[scikit-learn] Announcing skrub: Prepping tables for machine learning

Mon Dec 18 12:49:31 EST 2023

Hi everyone,

We are very happy to announce the first release of a new package called "skrub". It's goal is to facilitate data preparation from tables to machine learning with an API similar to that of scikit-learn.
https://skrub-data.org

The most useful tool in the short term is the "TableVectorizer", which applies a bunch of heuristics to turn a complex into a good data representation for learning (for instance encoding dates, or strings). Combined with scikit-learn HistGradientBoosting, it gives a strong baseline for most tabular learning settings without data massaging:

from sklearn.ensemble import HistGradientBoostingRegressor
from sklearn.pipeline import make_pipeline
from skrub import TableVectorizer

pipeline = make_pipeline(TableVectorizer(), HistGradientBoostingRegressor())
pipeline.fit(X, y)

In the longer term, skrub will enable assembling full data processing pipelines across multiple tables that can be cross-validated with scikit_learn and one day put in production: Joining, Aggregation, transformation to build models directly from the original tables and database.
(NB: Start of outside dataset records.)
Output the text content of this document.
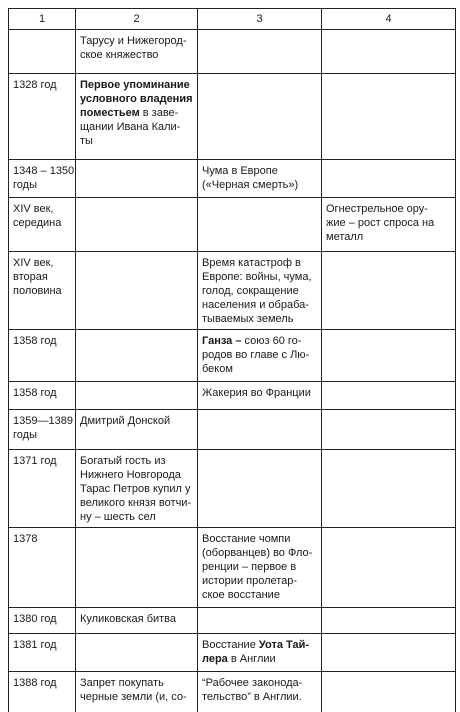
1	2	3	4
	Тарусу и Нижегород-
ское княжество		
1328 год	Первое упоминание условного владения поместьем в заве-
щании Ивана Кали-
ты		
1348 – 1350
годы		Чума в Европе
(«Черная смерть»)	
XIV век,
середина			Огнестрельное ору-
жие – рост спроса на
металл
XIV век,
вторая
половина		Время катастроф в
Европе: войны, чума,
голод, сокращение
населения и обраба-
тываемых земель	
1358 год		Ганза – союз 60 го-
родов во главе с Лю-
беком	
1358 год		Жакерия во Франции	
1359—1389
годы	Дмитрий Донской		
1371 год	Богатый гость из
Нижнего Новгорода
Тарас Петров купил у
великого князя вотчи-
ну – шесть сел		
1378		Восстание чомпи
(оборванцев) во Фло-
ренции – первое в
истории пролетар-
ское восстание	
1380 год	Куликовская битва		
1381 год		Восстание Уота Тай-
лера в Англии	
1388 год	Запрет покупать
черные земли (и, со-	“Рабочее законода-
тельство” в Англии.	
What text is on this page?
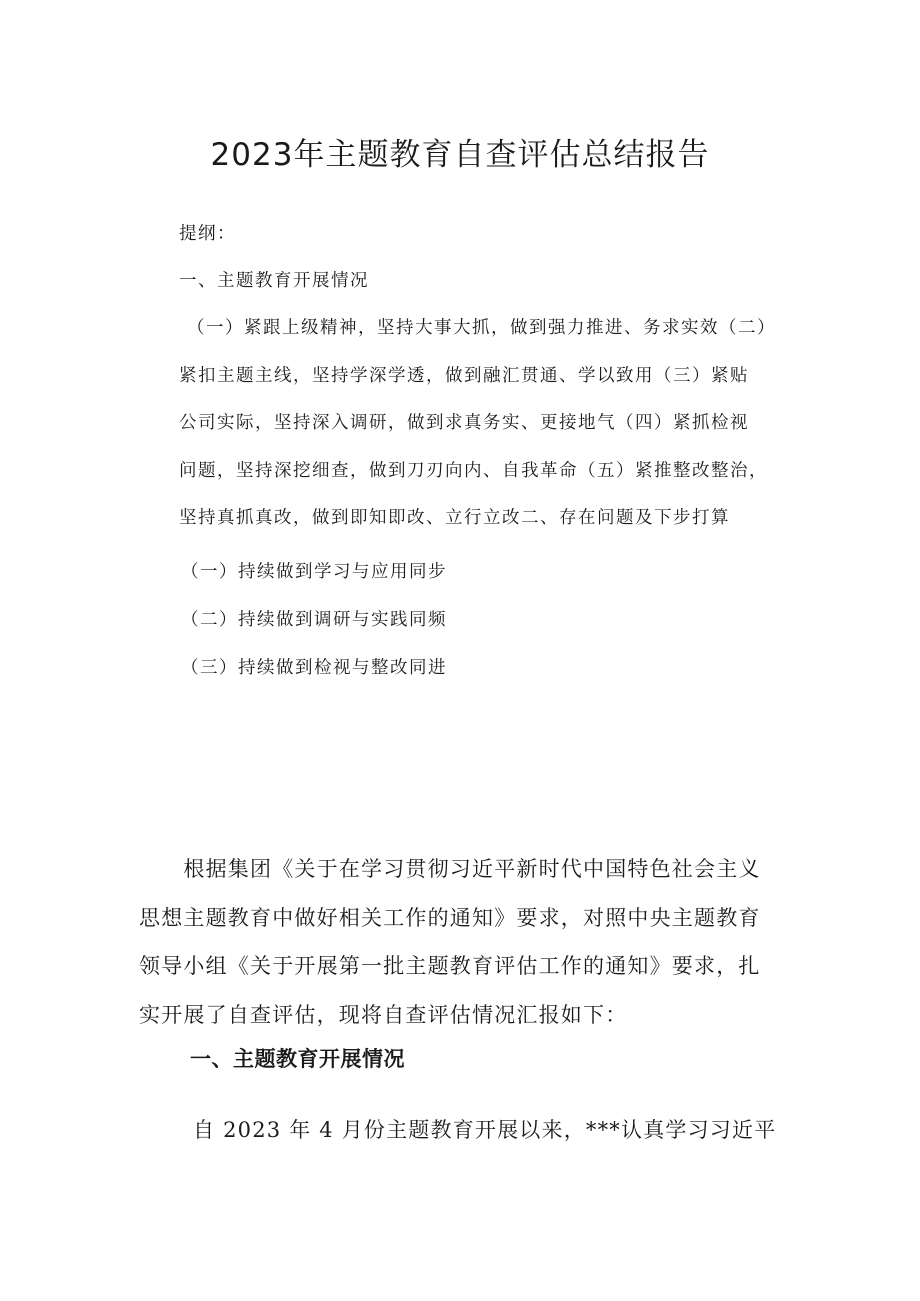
2023年主题教育自查评估总结报告
提纲：
一、主题教育开展情况
（一）紧跟上级精神，坚持大事大抓，做到强力推进、务求实效（二）
紧扣主题主线，坚持学深学透，做到融汇贯通、学以致用（三）紧贴
公司实际，坚持深入调研，做到求真务实、更接地气（四）紧抓检视
问题，坚持深挖细查，做到刀刃向内、自我革命（五）紧推整改整治，
坚持真抓真改，做到即知即改、立行立改二、存在问题及下步打算
（一）持续做到学习与应用同步
（二）持续做到调研与实践同频
（三）持续做到检视与整改同进
　　根据集团《关于在学习贯彻习近平新时代中国特色社会主义
思想主题教育中做好相关工作的通知》要求，对照中央主题教育
领导小组《关于开展第一批主题教育评估工作的通知》要求，扎
实开展了自查评估，现将自查评估情况汇报如下：
一、主题教育开展情况
自 2023 年 4 月份主题教育开展以来，***认真学习习近平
One example of such pipeline can be seen here:
https://skrub-data.org/stable/auto_examples/08_join_aggregation.html#chaining-everything-together-in-a-pipeline

But there is a lot that remains to be done, and the questions are quite open.

In my eyes, the dream is to bridge scikit-learn's API, that separates fit/transform (because it helps making robust and valid predictive pipelines) with dataframe/database operations. The goal is not to provide something as flexible as SQL or pandas, but the cover the most frequent usecases in machine learning, as explained here https://skrub-data.org/stable/vision.html

Of course, skrub will be developed in the open, with an eye to quality, staying as lightweight as possible while still providing powerful tool. I hope that many will join this adventure!

Cheers,

Gaël